The Kaiju are compared to cats sent into a warehouse to clean out the human rats. The Kaiju all have animal-like designs, based on reptiles, insects, or crustaceans. Knifehead is based on a goblin shark, Leatherback on a brawling gorilla, Otachi on a Chinese dragon and a Komodo Dragon, Onibaba on a Japanese temple mixed with a crustacean, Slattern on a majestic, long-necked demon. The Jaegers also have complex designs. Gipsy Danger is like a cross between the Chrysler Building and a World War II fighter plane, and it moves like John Wayne. Cherno Alpha is built like a Russian tank with nuclear cooling towers.
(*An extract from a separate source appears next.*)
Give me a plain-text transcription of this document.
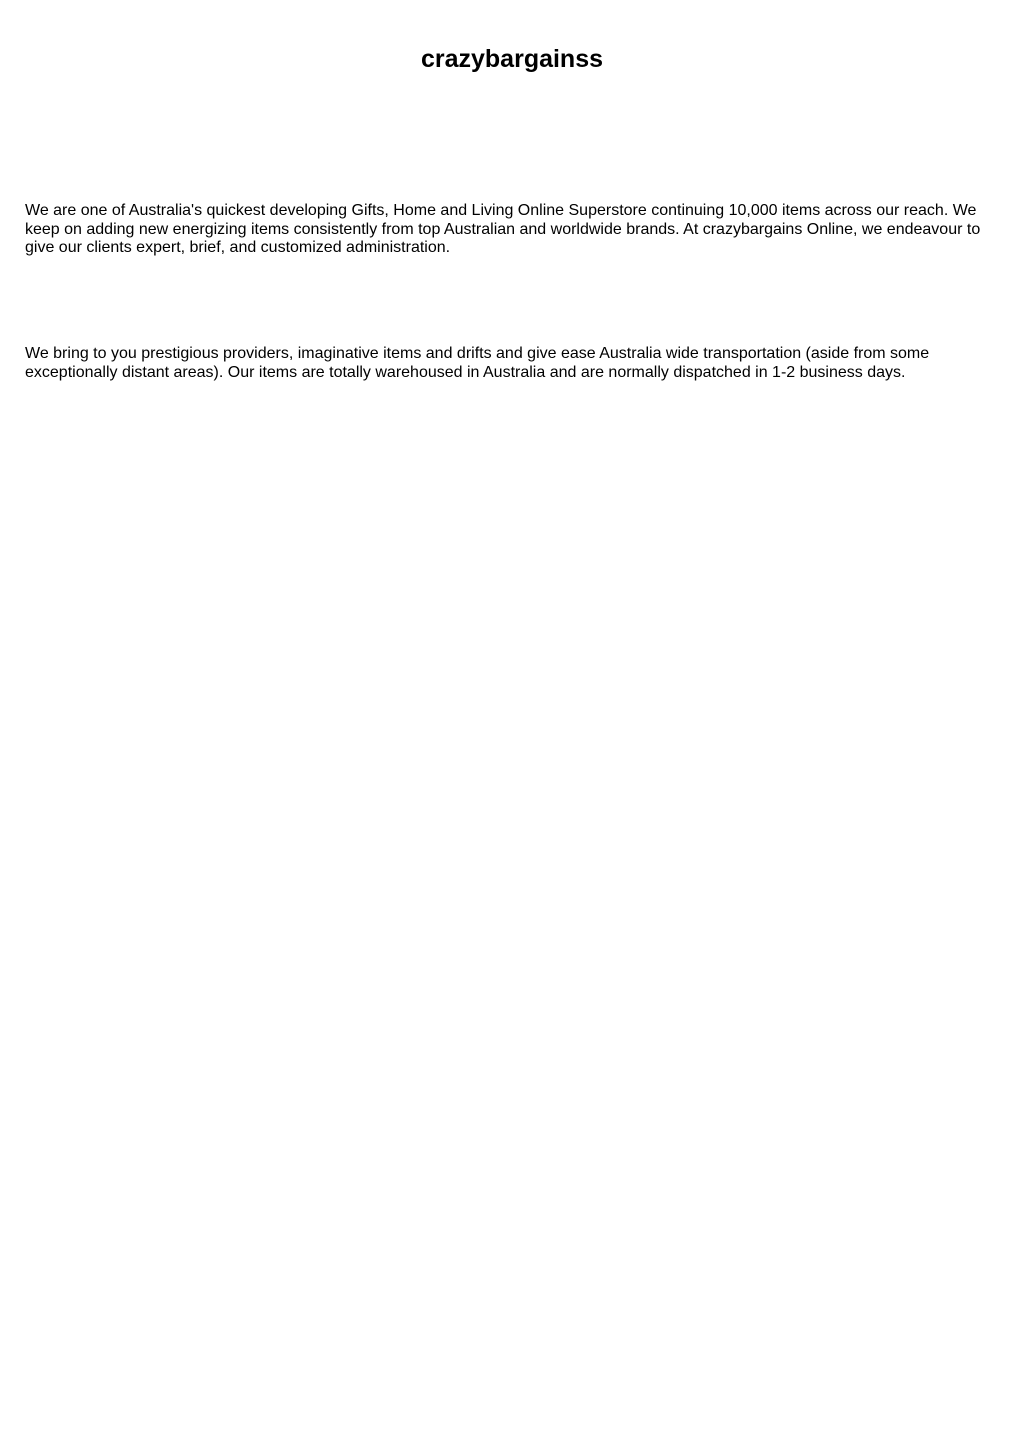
crazybargainss

We are one of Australia's quickest developing Gifts, Home and Living Online Superstore continuing 10,000 items across our reach. We keep on adding new energizing items consistently from top Australian and worldwide brands. At crazybargains Online, we endeavour to give our clients expert, brief, and customized administration.

We bring to you prestigious providers, imaginative items and drifts and give ease Australia wide transportation (aside from some exceptionally distant areas). Our items are totally warehoused in Australia and are normally dispatched in 1-2 business days.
Crimson Typhoon is a huge medieval warrior. Strike Eureka is built like an Australian Land Rover and is extremely masculine.

The water dynamics were also quite striking, clearly based on Japanese prints. One thing you have to give Guillermo del Toro: his films, whether Gothic ghost-stories, comic book superhero  stories, Faerie tales, monster smackdowns, or interspecies love-stories, are always consciously beautiful. A sequel called Pacific Rim Uprising appeared in 2018, with many of the same actors. It did not do well. Del Toro produced but did not direct, stepping down to direct The Shape of Water instead, which was a good move, considering that the latter film netted him an Academy Award.